Even though some schools assign a supervisor to a student, some do not. So, this is a crucial step in completing your MYP personal project since a good supervisor can help you in many different ways. Their sole role is to guide and support you throughout your project. But they may also provide feedback on your work, help you with deadlines, and ensure that your project is meeting the criteria. Even though it may seem like a good idea to choose your favorite teacher to be your supervisor, if he or she isn’t a teacher that specializes in your project topic, you may not want to ask them to be your supervisor. For example, if your favorite teacher teaches music, you may not want to ask them to be your supervisor if your topic is about science. Instead, maybe ask your science teacher since they can probably give the most accurate feedback. Also keep in mind that you are required to meet with this person often to discuss your progress. You should follow your school’s guidelines on how many times you have to meet with your supervisor.
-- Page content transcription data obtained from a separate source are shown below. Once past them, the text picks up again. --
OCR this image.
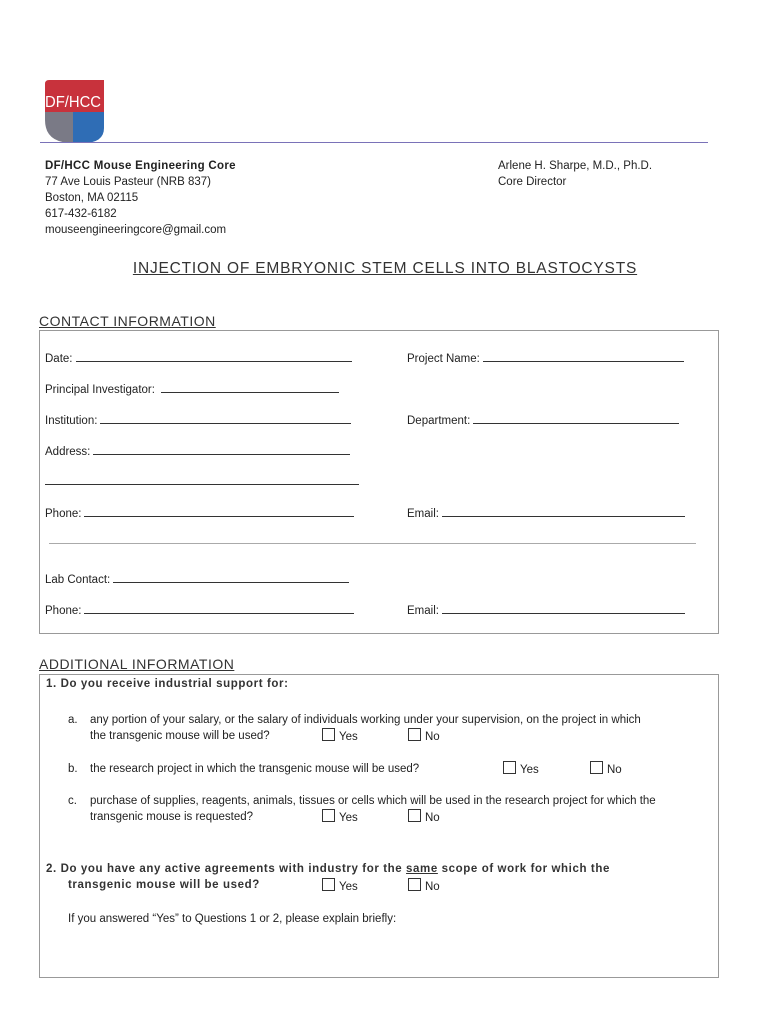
DF/HCC
DF/HCC Mouse Engineering Core
77 Ave Louis Pasteur (NRB 837)
Boston, MA 02115
617-432-6182
mouseengineeringcore@gmail.com
Arlene H. Sharpe, M.D., Ph.D.
Core Director
INJECTION OF EMBRYONIC STEM CELLS INTO BLASTOCYSTS
CONTACT INFORMATION
Date:	Project Name:
Principal Investigator:
Institution:	Department:
Address:
Phone:	Email:
Lab Contact:
Phone:	Email:
ADDITIONAL INFORMATION
1. Do you receive industrial support for:
a. any portion of your salary, or the salary of individuals working under your supervision, on the project in which
the transgenic mouse will be used?	Yes	No
b. the research project in which the transgenic mouse will be used?	Yes	No
c. purchase of supplies, reagents, animals, tissues or cells which will be used in the research project for which the
transgenic mouse is requested?	Yes	No
2. Do you have any active agreements with industry for the same scope of work for which the
transgenic mouse will be used?	Yes	No
If you answered “Yes” to Questions 1 or 2, please explain briefly:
Once you have discussed your topic with your supervisor, then it’s time to get started. Start by gathering the needed materials for your project. Then, research background information to give you a better understanding of what you’re researching. For instance, I researched how to read music. Creating an outline or monthly to-do list can also help you in managing your time well. Make sure to include appointments with your supervisor. Once you have done that, begin your project.

The Process Journal

Once you begin your project, you will begin to accumulate a lot of information. You may also make mistakes or have to make changes. This is where your process journal will come into place. In this journal, you will write about the procedures you took to create your product or outcome. You may write about anything that occurred with working on your project. Be sure to include dates and write legibly since you will be revisiting this journal at the end. It’s completely okay to include mistakes that you made or unfortunate events pertaining to the project. Also include any information you learned through researching. In my process journal, I wrote about my difficulty with playing at a steady beat when I was just starting. I also included how I was going to fix my problem by using a metronome and practicing more.

Write the Essay

Now it’s time to reflect on what you have done. Your report is a time to evaluate how your product came out versus what you set out to do. Your overall report must be at least 1500 words and be printed out. Even though it seems like a rather long essay, it is relatively easy to write if you use your process journal entries to help you. This is why it’s important to write useful information in it. Gradually writing small paragraphs instead of writing them all at once can also make the process easier. All in all, The MYP personal project is a time to explore your passions and demonstrate all the useful information you have learned during the MYP Program. If you follow these steps and tips, you’ll be well on your way to achieving a high score!